It seems like the hawkish comments of Fed Chairman Jerome Powell following last Wednesday's FOMC meeting may have spooked equity markets on Thursday as all three of our broad stock market indices floundered and closed with significant losses. The DOW and S&P 500 broke briefly below our stop loss points (33,000 and 4,050, respectively) but closed back above them (and above their 45-day moving averages). The NASDAQ, however, stayed well above its stop loss point (11,800) and also closed above its 45-day moving average. On Friday, all three markets rallied strongly. If any traders were stopped out of their long positions, they should stay on the sidelines for now. Those not stopped out should remain long as we wait to see if Friday was a significant bottom in the DOW and S&P 500. Those two indices made new weekly lows while the NASDAQ did not, and that gives us a bullish divergence signal. But on Friday, the NASDAQ made a new weekly high without the DOW and S&P 500, so that also gives us a bearish divergence signal.
We are about to move into a very strong general reversal zone (perhaps the strongest one this year) at the end of next week (May 11 - 19). If Friday was a significant sub-cycle low for the DOW and S&P 500 (the NASDAQ's low could have been the previous week - 11,799 on April 25), and we see a rally into the time frame of this new reversal, we will probably look to take profits on any long positions and go short as a strong correction could follow any new tops. This new reversal zone could be a major turning point in the market. (If prices fail to rally and fall instead, we will look to go long in the same reversal zone.)

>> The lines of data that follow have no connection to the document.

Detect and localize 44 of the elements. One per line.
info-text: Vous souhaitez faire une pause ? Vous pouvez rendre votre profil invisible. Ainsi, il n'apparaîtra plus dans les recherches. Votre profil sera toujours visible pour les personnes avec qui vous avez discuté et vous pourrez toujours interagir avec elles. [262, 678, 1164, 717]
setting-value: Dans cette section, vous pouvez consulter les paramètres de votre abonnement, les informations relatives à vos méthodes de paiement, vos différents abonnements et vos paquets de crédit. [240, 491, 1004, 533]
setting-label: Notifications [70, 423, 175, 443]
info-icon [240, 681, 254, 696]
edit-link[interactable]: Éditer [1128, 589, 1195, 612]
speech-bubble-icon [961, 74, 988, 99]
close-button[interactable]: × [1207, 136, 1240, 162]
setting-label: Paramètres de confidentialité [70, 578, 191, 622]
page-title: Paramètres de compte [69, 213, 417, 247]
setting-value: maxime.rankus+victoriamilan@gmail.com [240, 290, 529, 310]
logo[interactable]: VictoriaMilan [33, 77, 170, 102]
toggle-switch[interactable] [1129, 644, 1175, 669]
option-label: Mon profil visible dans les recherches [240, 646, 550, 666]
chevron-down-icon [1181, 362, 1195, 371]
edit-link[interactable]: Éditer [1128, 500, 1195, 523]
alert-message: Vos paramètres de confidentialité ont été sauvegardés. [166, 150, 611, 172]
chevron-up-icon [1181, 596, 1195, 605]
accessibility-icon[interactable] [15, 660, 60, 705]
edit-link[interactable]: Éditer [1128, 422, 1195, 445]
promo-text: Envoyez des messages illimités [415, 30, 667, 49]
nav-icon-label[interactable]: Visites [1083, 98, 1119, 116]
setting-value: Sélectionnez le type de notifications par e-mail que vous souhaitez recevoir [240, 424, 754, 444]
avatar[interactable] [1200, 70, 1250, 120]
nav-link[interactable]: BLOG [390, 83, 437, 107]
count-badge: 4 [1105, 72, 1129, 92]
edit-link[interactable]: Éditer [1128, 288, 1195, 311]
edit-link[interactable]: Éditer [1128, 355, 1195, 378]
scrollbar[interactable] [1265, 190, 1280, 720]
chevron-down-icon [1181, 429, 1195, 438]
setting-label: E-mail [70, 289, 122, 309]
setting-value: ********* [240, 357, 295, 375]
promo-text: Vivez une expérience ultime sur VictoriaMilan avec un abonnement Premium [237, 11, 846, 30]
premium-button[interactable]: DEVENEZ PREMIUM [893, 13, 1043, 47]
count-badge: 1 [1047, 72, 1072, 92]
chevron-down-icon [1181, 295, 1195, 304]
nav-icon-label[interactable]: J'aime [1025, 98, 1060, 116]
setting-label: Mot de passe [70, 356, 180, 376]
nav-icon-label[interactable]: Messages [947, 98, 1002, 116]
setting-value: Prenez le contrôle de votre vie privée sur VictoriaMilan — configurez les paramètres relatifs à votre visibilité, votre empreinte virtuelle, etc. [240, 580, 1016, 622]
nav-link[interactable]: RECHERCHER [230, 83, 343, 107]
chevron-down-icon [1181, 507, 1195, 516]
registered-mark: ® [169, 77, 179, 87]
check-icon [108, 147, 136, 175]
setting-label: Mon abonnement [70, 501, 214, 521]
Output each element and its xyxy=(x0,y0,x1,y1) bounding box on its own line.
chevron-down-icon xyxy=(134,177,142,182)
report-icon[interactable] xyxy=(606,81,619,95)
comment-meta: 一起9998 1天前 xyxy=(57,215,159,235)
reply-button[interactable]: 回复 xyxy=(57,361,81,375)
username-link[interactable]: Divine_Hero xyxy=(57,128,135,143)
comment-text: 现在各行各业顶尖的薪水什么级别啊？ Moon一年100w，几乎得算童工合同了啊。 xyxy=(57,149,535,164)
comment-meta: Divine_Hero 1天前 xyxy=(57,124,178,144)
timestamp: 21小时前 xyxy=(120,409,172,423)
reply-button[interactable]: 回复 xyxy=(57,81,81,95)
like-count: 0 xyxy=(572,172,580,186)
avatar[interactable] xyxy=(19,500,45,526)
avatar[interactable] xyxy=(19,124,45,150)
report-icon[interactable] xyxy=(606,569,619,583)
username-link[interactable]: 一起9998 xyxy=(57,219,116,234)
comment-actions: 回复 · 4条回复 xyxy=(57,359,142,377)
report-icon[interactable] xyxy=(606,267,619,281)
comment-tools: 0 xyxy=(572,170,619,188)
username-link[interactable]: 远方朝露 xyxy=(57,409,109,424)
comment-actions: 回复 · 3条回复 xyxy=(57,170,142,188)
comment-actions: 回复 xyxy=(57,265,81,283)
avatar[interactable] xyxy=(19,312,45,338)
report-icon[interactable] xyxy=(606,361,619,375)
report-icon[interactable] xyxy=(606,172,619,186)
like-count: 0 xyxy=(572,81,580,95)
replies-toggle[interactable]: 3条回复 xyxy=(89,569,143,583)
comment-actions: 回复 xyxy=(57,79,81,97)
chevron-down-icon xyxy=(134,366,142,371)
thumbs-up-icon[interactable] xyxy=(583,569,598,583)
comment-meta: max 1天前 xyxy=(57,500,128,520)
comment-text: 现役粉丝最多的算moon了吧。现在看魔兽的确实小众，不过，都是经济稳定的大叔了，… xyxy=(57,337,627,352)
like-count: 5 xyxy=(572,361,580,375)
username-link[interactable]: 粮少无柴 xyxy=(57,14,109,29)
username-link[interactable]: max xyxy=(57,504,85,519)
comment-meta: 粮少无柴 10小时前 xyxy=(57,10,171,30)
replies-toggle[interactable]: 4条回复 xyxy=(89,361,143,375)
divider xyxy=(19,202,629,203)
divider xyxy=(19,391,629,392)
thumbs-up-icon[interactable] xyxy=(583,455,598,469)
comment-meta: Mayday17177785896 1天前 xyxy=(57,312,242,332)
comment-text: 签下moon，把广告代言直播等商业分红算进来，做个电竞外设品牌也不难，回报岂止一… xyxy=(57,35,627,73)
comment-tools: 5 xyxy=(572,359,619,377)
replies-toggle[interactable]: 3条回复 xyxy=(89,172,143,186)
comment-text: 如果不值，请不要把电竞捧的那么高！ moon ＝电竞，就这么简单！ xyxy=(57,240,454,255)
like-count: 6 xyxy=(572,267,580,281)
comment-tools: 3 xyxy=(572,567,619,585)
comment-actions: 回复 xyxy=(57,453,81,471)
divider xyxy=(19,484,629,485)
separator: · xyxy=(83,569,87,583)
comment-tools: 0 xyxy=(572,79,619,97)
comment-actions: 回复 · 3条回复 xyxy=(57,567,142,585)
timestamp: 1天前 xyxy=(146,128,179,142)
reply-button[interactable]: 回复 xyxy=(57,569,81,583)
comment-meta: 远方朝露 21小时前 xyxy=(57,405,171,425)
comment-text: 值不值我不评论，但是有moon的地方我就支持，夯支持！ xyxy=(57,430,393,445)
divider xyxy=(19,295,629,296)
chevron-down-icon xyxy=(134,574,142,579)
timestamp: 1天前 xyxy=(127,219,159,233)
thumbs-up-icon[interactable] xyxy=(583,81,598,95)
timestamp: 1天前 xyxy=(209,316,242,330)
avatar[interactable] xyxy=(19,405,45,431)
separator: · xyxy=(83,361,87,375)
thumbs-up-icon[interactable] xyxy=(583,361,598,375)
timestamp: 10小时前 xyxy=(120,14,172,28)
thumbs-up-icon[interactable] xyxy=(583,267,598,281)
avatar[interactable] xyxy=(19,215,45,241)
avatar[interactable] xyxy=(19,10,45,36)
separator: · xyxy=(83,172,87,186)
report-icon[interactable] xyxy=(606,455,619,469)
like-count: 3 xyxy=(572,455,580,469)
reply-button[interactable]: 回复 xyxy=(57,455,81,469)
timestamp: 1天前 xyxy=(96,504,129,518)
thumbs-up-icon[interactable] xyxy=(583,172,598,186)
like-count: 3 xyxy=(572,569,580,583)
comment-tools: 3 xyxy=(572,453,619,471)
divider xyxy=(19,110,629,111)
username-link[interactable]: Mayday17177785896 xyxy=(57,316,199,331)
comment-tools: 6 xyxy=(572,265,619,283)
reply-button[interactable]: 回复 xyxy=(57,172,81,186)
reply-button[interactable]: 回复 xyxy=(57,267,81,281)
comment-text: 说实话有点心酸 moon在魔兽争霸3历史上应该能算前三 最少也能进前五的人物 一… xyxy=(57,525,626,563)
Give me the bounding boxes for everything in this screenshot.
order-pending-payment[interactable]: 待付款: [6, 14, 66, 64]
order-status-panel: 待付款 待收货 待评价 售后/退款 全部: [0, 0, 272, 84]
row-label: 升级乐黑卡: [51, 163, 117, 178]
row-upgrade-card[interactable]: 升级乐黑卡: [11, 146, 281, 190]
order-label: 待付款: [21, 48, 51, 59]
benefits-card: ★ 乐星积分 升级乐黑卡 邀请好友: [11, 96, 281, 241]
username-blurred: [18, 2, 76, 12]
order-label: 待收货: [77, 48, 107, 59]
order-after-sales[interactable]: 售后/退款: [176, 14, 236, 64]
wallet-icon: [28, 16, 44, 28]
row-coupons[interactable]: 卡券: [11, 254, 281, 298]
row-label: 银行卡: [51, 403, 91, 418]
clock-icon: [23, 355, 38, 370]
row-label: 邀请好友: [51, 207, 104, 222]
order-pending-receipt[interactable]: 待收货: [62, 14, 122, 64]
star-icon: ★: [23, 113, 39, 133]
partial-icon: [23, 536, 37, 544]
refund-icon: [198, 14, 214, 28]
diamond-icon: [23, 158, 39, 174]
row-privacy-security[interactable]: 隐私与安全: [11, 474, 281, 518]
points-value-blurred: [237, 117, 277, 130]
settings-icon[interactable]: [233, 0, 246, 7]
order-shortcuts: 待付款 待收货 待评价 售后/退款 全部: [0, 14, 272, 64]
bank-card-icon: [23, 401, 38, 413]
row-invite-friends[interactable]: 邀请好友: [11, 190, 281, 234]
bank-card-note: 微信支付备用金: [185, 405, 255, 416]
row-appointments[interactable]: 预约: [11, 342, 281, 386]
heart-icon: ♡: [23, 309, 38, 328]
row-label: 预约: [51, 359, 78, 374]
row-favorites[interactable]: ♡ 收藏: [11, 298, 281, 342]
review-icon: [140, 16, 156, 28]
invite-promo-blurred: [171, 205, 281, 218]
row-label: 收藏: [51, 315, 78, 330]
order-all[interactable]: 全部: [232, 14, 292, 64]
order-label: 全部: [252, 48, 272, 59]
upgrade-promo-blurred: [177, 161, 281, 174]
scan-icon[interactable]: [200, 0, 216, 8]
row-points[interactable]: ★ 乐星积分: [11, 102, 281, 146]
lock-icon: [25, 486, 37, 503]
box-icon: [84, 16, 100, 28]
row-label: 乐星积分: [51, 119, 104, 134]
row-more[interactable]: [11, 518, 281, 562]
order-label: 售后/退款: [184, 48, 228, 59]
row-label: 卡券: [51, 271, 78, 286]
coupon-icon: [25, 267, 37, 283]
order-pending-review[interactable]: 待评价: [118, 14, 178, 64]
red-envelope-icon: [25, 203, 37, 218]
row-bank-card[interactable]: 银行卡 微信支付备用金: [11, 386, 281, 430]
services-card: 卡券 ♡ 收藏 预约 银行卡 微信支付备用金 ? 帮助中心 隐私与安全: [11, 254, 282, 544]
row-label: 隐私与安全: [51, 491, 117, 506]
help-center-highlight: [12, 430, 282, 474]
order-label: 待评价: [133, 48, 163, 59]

Gold and silver both rallied strongly last week with gold making a new weekly as well as monthly new high on Thursday, and silver doing the same on Friday. Gold prices dropped sharply on Friday, and this could be the start of a sub-cycle correction. We are still holding our long position in gold with a stop loss based on a close below the 45-day moving average (now at $1974 and rising slowly). Let's keep that strategy for now. We will stay on the sidelines of silver.